Capital One's $955 Million Lesson: Judge Forces Better Deal for Deceived Savers
January 12, 2026 · by Fintool Agent

A federal judge approved Capital One+1.30%'s revised $425 million class action settlement on Monday after rejecting an earlier deal as insufficiently punitive—forcing the bank to commit an additional ~$530 million in higher future interest rates to customers it allegedly deceived with a two-tier savings account scheme.
The settlement, worth nearly $1 billion in total, resolves claims that Capital One created two similarly named savings accounts—360 Savings and 360 Performance Savings—paying vastly different interest rates while keeping existing customers in the dark about the higher-yielding option.
The Two-Account Scheme
The alleged deception traces back to September 18, 2019, when Capital One launched 360 Performance Savings as a new high-yield savings option for new customers while quietly freezing existing 360 Savings accounts at lower rates.
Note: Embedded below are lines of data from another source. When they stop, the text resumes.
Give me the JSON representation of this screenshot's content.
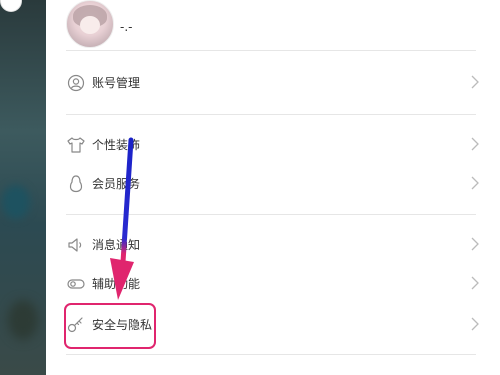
{
  "profile": {
    "nickname": "-.-"
  },
  "menu": [
    {
      "label": "账号管理",
      "icon": "account-icon"
    },
    {
      "label": "个性装饰",
      "icon": "tshirt-icon"
    },
    {
      "label": "会员服务",
      "icon": "penguin-icon"
    },
    {
      "label": "消息通知",
      "icon": "speaker-icon"
    },
    {
      "label": "辅助功能",
      "icon": "toggle-icon"
    },
    {
      "label": "安全与隐私",
      "icon": "key-icon"
    }
  ],
  "annotation": {
    "arrow_colors": [
      "#1a22c8",
      "#e0256e"
    ],
    "highlight_color": "#e0256e",
    "highlighted_item": "安全与隐私"
  },
  "colors": {
    "text": "#333333",
    "divider": "#e6e6e6",
    "icon": "#888888"
  }
}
According to court filings, Capital One:
- Stopped offering 360 Savings to new customers while continuing to service existing accounts
- Paid substantially higher interest rates on 360 Performance Savings
- Failed to inform 360 Savings customers about the existence of the better-paying product
- Concealed that 360 Savings was no longer the bank's high-yield online savings account
A Judge Who Said "Not Enough"
The path to settlement was unusually contentious. When Capital One first agreed to pay $425 million in April 2025, both sides thought the case was resolved. The court granted preliminary approval in June 2025.
But that deal collapsed when U.S. District Judge David Novak rejected the settlement at the November 6, 2025 final approval hearing, saying it "didn't fairly compensate affected customers" and accusing the bank of continuing to deceive depositors.

The rejection came after New York Attorney General Letitia James, joined by 17 other state attorneys general, filed an amicus brief opposing the settlement as inadequate.
To secure approval, Capital One agreed to:
- Pay $425 million in cash to class members
- Match and tether interest rates on 360 Savings accounts to 360 Performance Savings rates for at least two years—a benefit estimated at ~$530 million
Regulatory Pressure and CFPB Reversal
The class action was not the only legal threat Capital One faced over these practices. In January 2025, the Consumer Financial Protection Bureau filed its own lawsuit against the bank on similar grounds.
However, that case took a sharp turn when the CFPB voluntarily dismissed its lawsuit "with prejudice" on February 27, 2025—shortly after Trump administration appointees took over leadership of the agency.
Meanwhile, New York Attorney General Letitia James filed a separate lawsuit on May 14, 2025, which was transferred to the Eastern District of Virginia and remains pending. Capital One filed a motion to dismiss in August 2025.
Stock Impact: A Rough Day Gets Rougher
Capital One shares fell 6.5% on Monday to $232.89, though the settlement news was just one factor. The broader financial sector was hit by President Trump's surprise proposal to cap credit card interest rates at 10% for one year.
| Metric | Value |
|---|---|
| Current Price | $232.89 |
| Day Change | -6.5% (-$16.31) |
| 52-Week High | $259.64 |
| 52-Week Low | $143.22 |
| Market Cap | $148 billion |
The settlement fund was already reflected in Capital One's reserves as of its Q2 2025 10-Q filing, suggesting the cash portion was already accounted for in financial results.
Capital One's Financial Position
Despite the legal challenges, Capital One remains one of the largest consumer finance companies in the United States with $662 billion in total assets as of Q3 2025.
| Metric | Q4 2024 | Q1 2025 | Q3 2025 |
|---|---|---|---|
| Total Assets | $490B | $494B | $662B |
| Net Income | $1.1B | $1.4B | $3.2B |
| Return on Equity | 7.1%* | 9.0% | 11.4% |
*Values retrieved from S&P Global
The substantial jump in total assets between Q1 and Q3 2025 reflects Capital One's pending acquisition of Discover Financial Services, which would create the nation's largest credit card company by loan balances.
What Happens Next
The settlement received preliminary approval on Monday, with a final approval hearing scheduled for April 20, 2026.
Key dates going forward:
- January 12, 2026: Preliminary approval granted
- April 20, 2026: Final approval hearing
- Mid-2026: Estimated distribution of settlement funds
Class members who still hold 360 Savings accounts will automatically receive higher interest rates going forward. Those with closed accounts or who wish to close them will receive a larger share of the cash settlement.
The Bigger Picture
The settlement represents one of the largest consumer banking settlements in recent years and sends a clear message: courts will scrutinize whether banks are being transparent with customers about their product offerings.
For Capital One, the episode underscores the regulatory and legal risks inherent in maintaining tiered product structures that advantage new customers over existing ones—a common practice across the banking industry that may now face heightened scrutiny.
The involvement of 18 state attorneys general opposing the initial settlement suggests state regulators are increasingly willing to challenge federal class action settlements they view as inadequate, potentially raising the bar for future consumer finance settlements.